One of the biggest attractions in this Midwest US Hub city is called The Museum of World Treasures. Does it live up to that name? Locals think so but I was less convinced. I will admit that my reaction to this place changed dramatically and moved toward general acceptance as I looked around.
Dr. Jon Kardatzke is the man responsible for this museum. He and his traveling wife Lorna began as serious collectors of Roman coins. We talked to their daughter as we exited the Museum of World Treasures, and she tried to get Ruth and me to accept a balloon because it was a visitor appreciation day. There are lots of those. A 1998 basement flood got the Kardatzkes to consider a museum to house their growing collection, and this location in downtown Wichita opened in 2003. According to Wikipedia this Museum of World Treasures is not accredited by the American Alliance of Museums, but The Smithsonian is listed as a partner. This museum is dedicated to bringing history alive for kids, and they were there in great numbers that day. I could not tell if they were benefiting from the displays or not. It is clearly a diverse collection of stuff, and 30 private collectors have contributed to what you see. There are fun facts scattered through certain areas that do entertain if you take the time to stop and read them.
So, what are the real treasures in this museum? There are some real dinosaur bones. The star of this museum is a mostly intact Tyrannosaurus Rex named Ivan. You can see female Egyptian mummies, the signatures of all US Presidents, a section of the Berlin Wall, a real shrunken head, a number of Civil War uniforms, etc. One sign promised that a Joe Biden signature was coming. Ivan was found in 2007 and stands near the entrance with some other reassembled animals. I saw marine fossils, documents from the Middle Ages, weapons from all of the American wars, some first editions. The people looking around at these so-called treasures except for the man who disdained the Old West Exhibit on the 3rd floor not too far from Ivan’s Playhouse were often clearly enraptured and loving the experience of being here.

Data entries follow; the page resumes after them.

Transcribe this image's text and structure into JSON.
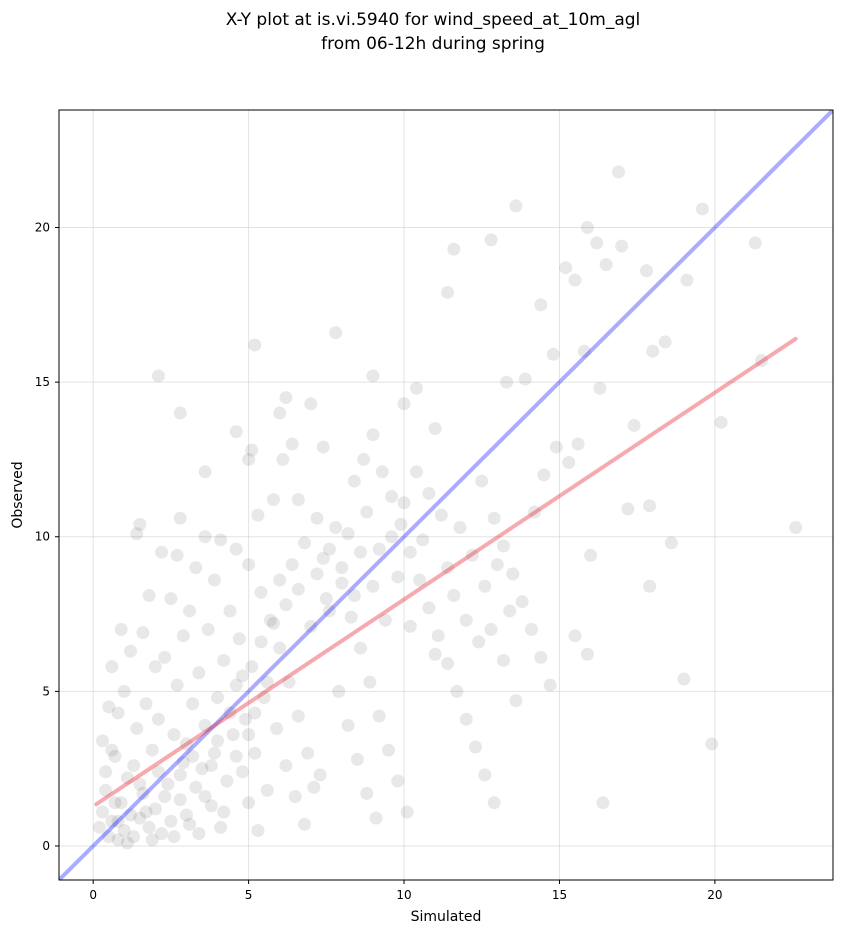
{
  "chart_data": {
    "type": "scatter",
    "title_line1": "X-Y plot at is.vi.5940 for wind_speed_at_10m_agl",
    "title_line2": "from 06-12h during spring",
    "xlabel": "Simulated",
    "ylabel": "Observed",
    "xlim": [
      -1.1,
      23.8
    ],
    "ylim": [
      -1.1,
      23.8
    ],
    "xticks": [
      0,
      5,
      10,
      15,
      20
    ],
    "yticks": [
      0,
      5,
      10,
      15,
      20
    ],
    "xtick_labels": [
      "0",
      "5",
      "10",
      "15",
      "20"
    ],
    "ytick_labels": [
      "0",
      "5",
      "10",
      "15",
      "20"
    ],
    "grid": true,
    "point_color": "#000000",
    "point_alpha": 0.09,
    "identity_line": {
      "from": [
        -1.1,
        -1.1
      ],
      "to": [
        23.8,
        23.8
      ],
      "color": "#0000ff",
      "alpha": 0.33
    },
    "fit_line": {
      "from": [
        0.1,
        1.35
      ],
      "to": [
        22.6,
        16.4
      ],
      "color": "#e8202a",
      "alpha": 0.38
    },
    "points": [
      [
        0.5,
        0.3
      ],
      [
        0.6,
        0.8
      ],
      [
        0.8,
        0.2
      ],
      [
        1.0,
        0.5
      ],
      [
        1.2,
        1.0
      ],
      [
        0.9,
        1.4
      ],
      [
        0.4,
        1.8
      ],
      [
        1.1,
        2.2
      ],
      [
        1.5,
        0.9
      ],
      [
        1.8,
        0.6
      ],
      [
        2.0,
        1.2
      ],
      [
        2.2,
        0.4
      ],
      [
        2.5,
        0.8
      ],
      [
        1.6,
        1.7
      ],
      [
        1.3,
        2.6
      ],
      [
        0.7,
        2.9
      ],
      [
        0.3,
        3.4
      ],
      [
        1.9,
        3.1
      ],
      [
        2.4,
        2.0
      ],
      [
        2.8,
        1.5
      ],
      [
        3.1,
        0.7
      ],
      [
        3.3,
        1.9
      ],
      [
        2.9,
        2.7
      ],
      [
        2.6,
        3.6
      ],
      [
        1.4,
        3.8
      ],
      [
        0.8,
        4.3
      ],
      [
        1.0,
        5.0
      ],
      [
        1.7,
        4.6
      ],
      [
        2.1,
        4.1
      ],
      [
        3.0,
        3.3
      ],
      [
        3.5,
        2.5
      ],
      [
        3.8,
        1.3
      ],
      [
        4.1,
        0.6
      ],
      [
        4.3,
        2.1
      ],
      [
        3.9,
        3.0
      ],
      [
        3.6,
        3.9
      ],
      [
        3.2,
        4.6
      ],
      [
        2.7,
        5.2
      ],
      [
        2.0,
        5.8
      ],
      [
        1.2,
        6.3
      ],
      [
        0.6,
        5.8
      ],
      [
        0.9,
        7.0
      ],
      [
        1.6,
        6.9
      ],
      [
        2.3,
        6.1
      ],
      [
        2.9,
        6.8
      ],
      [
        3.4,
        5.6
      ],
      [
        4.0,
        4.8
      ],
      [
        4.5,
        3.6
      ],
      [
        4.8,
        2.4
      ],
      [
        5.0,
        1.4
      ],
      [
        5.3,
        0.5
      ],
      [
        5.6,
        1.8
      ],
      [
        5.2,
        3.0
      ],
      [
        4.9,
        4.1
      ],
      [
        4.6,
        5.2
      ],
      [
        4.2,
        6.0
      ],
      [
        3.7,
        7.0
      ],
      [
        3.1,
        7.6
      ],
      [
        2.5,
        8.0
      ],
      [
        1.8,
        8.1
      ],
      [
        1.4,
        10.1
      ],
      [
        1.5,
        10.4
      ],
      [
        2.2,
        9.5
      ],
      [
        2.7,
        9.4
      ],
      [
        3.3,
        9.0
      ],
      [
        3.9,
        8.6
      ],
      [
        4.4,
        7.6
      ],
      [
        4.7,
        6.7
      ],
      [
        5.1,
        5.8
      ],
      [
        5.5,
        4.8
      ],
      [
        5.9,
        3.8
      ],
      [
        6.2,
        2.6
      ],
      [
        6.5,
        1.6
      ],
      [
        6.8,
        0.7
      ],
      [
        7.1,
        1.9
      ],
      [
        6.9,
        3.0
      ],
      [
        6.6,
        4.2
      ],
      [
        6.3,
        5.3
      ],
      [
        6.0,
        6.4
      ],
      [
        5.7,
        7.3
      ],
      [
        5.4,
        8.2
      ],
      [
        5.0,
        9.1
      ],
      [
        4.6,
        9.6
      ],
      [
        4.1,
        9.9
      ],
      [
        3.6,
        10.0
      ],
      [
        2.8,
        10.6
      ],
      [
        5.3,
        10.7
      ],
      [
        5.8,
        11.2
      ],
      [
        6.1,
        12.5
      ],
      [
        6.4,
        13.0
      ],
      [
        5.1,
        12.8
      ],
      [
        5.0,
        12.5
      ],
      [
        5.2,
        16.2
      ],
      [
        2.1,
        15.2
      ],
      [
        2.8,
        14.0
      ],
      [
        3.6,
        12.1
      ],
      [
        4.6,
        13.4
      ],
      [
        6.2,
        14.5
      ],
      [
        6.0,
        14.0
      ],
      [
        7.0,
        14.3
      ],
      [
        7.4,
        12.9
      ],
      [
        7.8,
        16.6
      ],
      [
        6.6,
        11.2
      ],
      [
        7.2,
        10.6
      ],
      [
        7.6,
        9.6
      ],
      [
        8.0,
        8.5
      ],
      [
        8.3,
        7.4
      ],
      [
        8.6,
        6.4
      ],
      [
        8.9,
        5.3
      ],
      [
        9.2,
        4.2
      ],
      [
        9.5,
        3.1
      ],
      [
        9.8,
        2.1
      ],
      [
        10.1,
        1.1
      ],
      [
        7.5,
        8.0
      ],
      [
        7.9,
        5.0
      ],
      [
        8.2,
        3.9
      ],
      [
        8.5,
        2.8
      ],
      [
        8.8,
        1.7
      ],
      [
        9.1,
        0.9
      ],
      [
        7.3,
        2.3
      ],
      [
        8.4,
        11.8
      ],
      [
        8.7,
        12.5
      ],
      [
        9.0,
        13.3
      ],
      [
        9.3,
        12.1
      ],
      [
        9.6,
        11.3
      ],
      [
        9.9,
        10.4
      ],
      [
        10.2,
        9.5
      ],
      [
        10.5,
        8.6
      ],
      [
        10.8,
        7.7
      ],
      [
        11.1,
        6.8
      ],
      [
        11.4,
        5.9
      ],
      [
        11.7,
        5.0
      ],
      [
        12.0,
        4.1
      ],
      [
        12.3,
        3.2
      ],
      [
        12.6,
        2.3
      ],
      [
        12.9,
        1.4
      ],
      [
        9.0,
        15.2
      ],
      [
        10.0,
        14.3
      ],
      [
        10.4,
        14.8
      ],
      [
        11.0,
        13.5
      ],
      [
        11.4,
        17.9
      ],
      [
        11.6,
        19.3
      ],
      [
        12.8,
        19.6
      ],
      [
        13.3,
        15.0
      ],
      [
        13.6,
        20.7
      ],
      [
        12.5,
        11.8
      ],
      [
        12.9,
        10.6
      ],
      [
        13.2,
        9.7
      ],
      [
        13.5,
        8.8
      ],
      [
        13.8,
        7.9
      ],
      [
        14.1,
        7.0
      ],
      [
        14.4,
        6.1
      ],
      [
        14.7,
        5.2
      ],
      [
        14.2,
        10.8
      ],
      [
        14.5,
        12.0
      ],
      [
        14.9,
        12.9
      ],
      [
        15.3,
        12.4
      ],
      [
        15.6,
        13.0
      ],
      [
        15.2,
        18.7
      ],
      [
        15.5,
        18.3
      ],
      [
        15.9,
        20.0
      ],
      [
        16.2,
        19.5
      ],
      [
        16.5,
        18.8
      ],
      [
        16.9,
        21.8
      ],
      [
        17.0,
        19.4
      ],
      [
        17.8,
        18.6
      ],
      [
        18.0,
        16.0
      ],
      [
        17.4,
        13.6
      ],
      [
        17.2,
        10.9
      ],
      [
        17.9,
        11.0
      ],
      [
        17.9,
        8.4
      ],
      [
        18.6,
        9.8
      ],
      [
        19.0,
        5.4
      ],
      [
        19.9,
        3.3
      ],
      [
        20.2,
        13.7
      ],
      [
        19.6,
        20.6
      ],
      [
        21.3,
        19.5
      ],
      [
        21.5,
        15.7
      ],
      [
        22.6,
        10.3
      ],
      [
        19.1,
        18.3
      ],
      [
        18.4,
        16.3
      ],
      [
        16.4,
        1.4
      ],
      [
        15.9,
        6.2
      ],
      [
        15.5,
        6.8
      ],
      [
        16.0,
        9.4
      ],
      [
        16.3,
        14.8
      ],
      [
        15.8,
        16.0
      ],
      [
        14.8,
        15.9
      ],
      [
        14.4,
        17.5
      ],
      [
        13.9,
        15.1
      ],
      [
        1.1,
        0.1
      ],
      [
        0.2,
        0.6
      ],
      [
        0.3,
        1.1
      ],
      [
        0.4,
        2.4
      ],
      [
        0.5,
        4.5
      ],
      [
        0.6,
        3.1
      ],
      [
        0.7,
        1.4
      ],
      [
        0.8,
        0.8
      ],
      [
        1.3,
        0.3
      ],
      [
        1.5,
        2.0
      ],
      [
        1.7,
        1.1
      ],
      [
        1.9,
        0.2
      ],
      [
        2.1,
        2.4
      ],
      [
        2.3,
        1.6
      ],
      [
        2.6,
        0.3
      ],
      [
        2.8,
        2.3
      ],
      [
        3.0,
        1.0
      ],
      [
        3.2,
        2.9
      ],
      [
        3.4,
        0.4
      ],
      [
        3.6,
        1.6
      ],
      [
        3.8,
        2.6
      ],
      [
        4.0,
        3.4
      ],
      [
        4.2,
        1.1
      ],
      [
        4.4,
        4.3
      ],
      [
        4.6,
        2.9
      ],
      [
        4.8,
        5.5
      ],
      [
        5.0,
        3.6
      ],
      [
        5.2,
        4.3
      ],
      [
        5.4,
        6.6
      ],
      [
        5.6,
        5.3
      ],
      [
        5.8,
        7.2
      ],
      [
        6.0,
        8.6
      ],
      [
        6.2,
        7.8
      ],
      [
        6.4,
        9.1
      ],
      [
        6.6,
        8.3
      ],
      [
        6.8,
        9.8
      ],
      [
        7.0,
        7.1
      ],
      [
        7.2,
        8.8
      ],
      [
        7.4,
        9.3
      ],
      [
        7.6,
        7.6
      ],
      [
        7.8,
        10.3
      ],
      [
        8.0,
        9.0
      ],
      [
        8.2,
        10.1
      ],
      [
        8.4,
        8.1
      ],
      [
        8.6,
        9.5
      ],
      [
        8.8,
        10.8
      ],
      [
        9.0,
        8.4
      ],
      [
        9.2,
        9.6
      ],
      [
        9.4,
        7.3
      ],
      [
        9.6,
        10.0
      ],
      [
        9.8,
        8.7
      ],
      [
        10.0,
        11.1
      ],
      [
        10.2,
        7.1
      ],
      [
        10.4,
        12.1
      ],
      [
        10.6,
        9.9
      ],
      [
        10.8,
        11.4
      ],
      [
        11.0,
        6.2
      ],
      [
        11.2,
        10.7
      ],
      [
        11.4,
        9.0
      ],
      [
        11.6,
        8.1
      ],
      [
        11.8,
        10.3
      ],
      [
        12.0,
        7.3
      ],
      [
        12.2,
        9.4
      ],
      [
        12.4,
        6.6
      ],
      [
        12.6,
        8.4
      ],
      [
        12.8,
        7.0
      ],
      [
        13.0,
        9.1
      ],
      [
        13.2,
        6.0
      ],
      [
        13.4,
        7.6
      ],
      [
        13.6,
        4.7
      ]
    ]
  }
}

This facility has apparently charmed travel services such as Tripadvisor. The many Greek vessels on display seemed genuine, but I was the only visitor looking at them. Going in, I asked the young female ticket taker what her favorite area was. She thought it over and decided that the Viet Nam War section was the most winning. I looked at it first and saw induction papers and recruitment posters, and I read many draft facts. In other words, it was routine and somewhat predictable for someone my age. I enjoyed seeing a Pontius Pilate coin and the Greek and Roman artifacts, but the only person that I spoke to who was similarly engaged was an older female volunteer who was bent on me enjoying my experience here. I was, kind of, but found most of what I saw pedestrian at best compared to other history museums.